伊勢崎清明高校「ショータイム」

作:小野里 康則(顧問創作)
演出:入山あやめ・小林 楓

あらすじ・概要

海に住むルカは得体のしれないものに誘拐されてしまった。得体の知れない者たちは、棒のようなものを振り何かをさせたいようだ。同じく誘拐されたトラはうまく課題をこなせるものの、ルカはうまくこなすことができない。元の海に戻りたいルカたちだったが、お目見えの時がせまり……。

感想

小道具ぐらいしかないほとんど何もないステージに腕にエラをつけたルカたちが、カラフルな色をした得体の知れない生き物(赤や青という色)にさらわれる。その者たちとは言葉が通じない(「うー」とか「あー」とかしか言わない)。途中までよく分からなかったのですが、どうやら人間達に捕まりイルカショーの訓練をさせれるイルカたちを比喩しているようです。もうすこしその比喩であることを分からせる判断もあってもよかったかなと思いますが、どちらが良いかは悩ましいですね。

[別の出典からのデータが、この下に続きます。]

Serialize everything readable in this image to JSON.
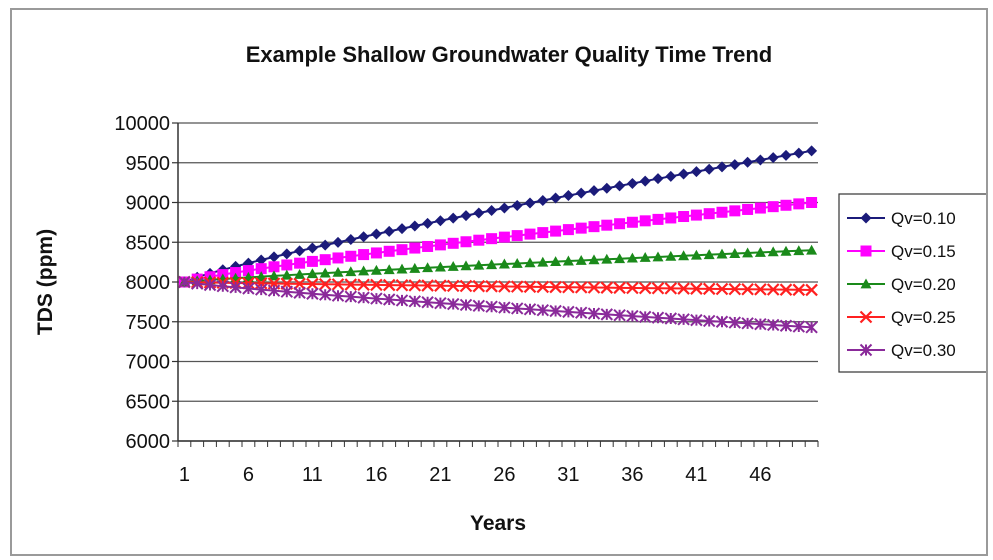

比喩的で難しい内容をよくがんばって演じていました。まして声が出せない人たちの演技というのは態度でするしかないわけで、そういう面での演劇らしさがあってよかったと思います。

ただ演劇は表現であって伝わってこそと考えたときは、もっと工夫がほしい。比喩表現も伝わなければ意味がない。ここはこういう比喩なんだよっていうだけでは舞台を作る側が楽しんでるだけで終わってしまいます。ラストシーンをみて解釈するならば、得体の知れない者たち(以下人間たち)に無理矢理振り回されて、いやいやながらも少しだけ気持ちを通わせてしまうという物語りです。であるならルカたちと人間たちの関係をもっともっと丁寧に作り込んでほしかった。ルカたちの人間たちへの気持ち、人間たちのルカたちに対する気持ち、そういうものを態度で示す。とても難しいけども、でもそれをしないとこの演劇は成立しない。

もうひとつ重要な要素はルカがこなせなかった課題。あれはもっと難しいものにしないと、ワザと失敗しているのがあからさまで見ている側が引いてしまう。難しい課題であれば観客は自然と応援します。がんばれっ、がんばれっと。この「がんばれ」があると無いでは演劇全体から受ける印象が全然違います。うまく観客から「がんばれ」という気持ちを引き出すことが出来れば、最後のシーンでルカが「もう一度挑戦したい」と言うことも、そこで成功したとき「よかった!!」という気持ちも観客と共有することができます(カタルシスという奴です)。本当に難しくなってしまいラストシーンで2度3度挑戦したってそれはそれで演劇上何ら問題無いのですから(むしろその方が良いぐらいなのですから)、何かそういう課題を用意できなかったものかと非常にもったいなく感じました。

この2点がクリアされれば、見違える舞台となっただろうに惜しく感じました。突然救いにやって来る「エール」という存在の意味も意義もよく分からず最後まで疑問符だけが残ったんですが、その存在を無くしてもこの劇は十分成り立つのではないかと思います(現状だと明らかに要らない)。例えば海に面した水族館が地震などの出来事で救われるという設定でもいいわけですから。

劇全体としてきちんと丁寧に作っていました。よかったです。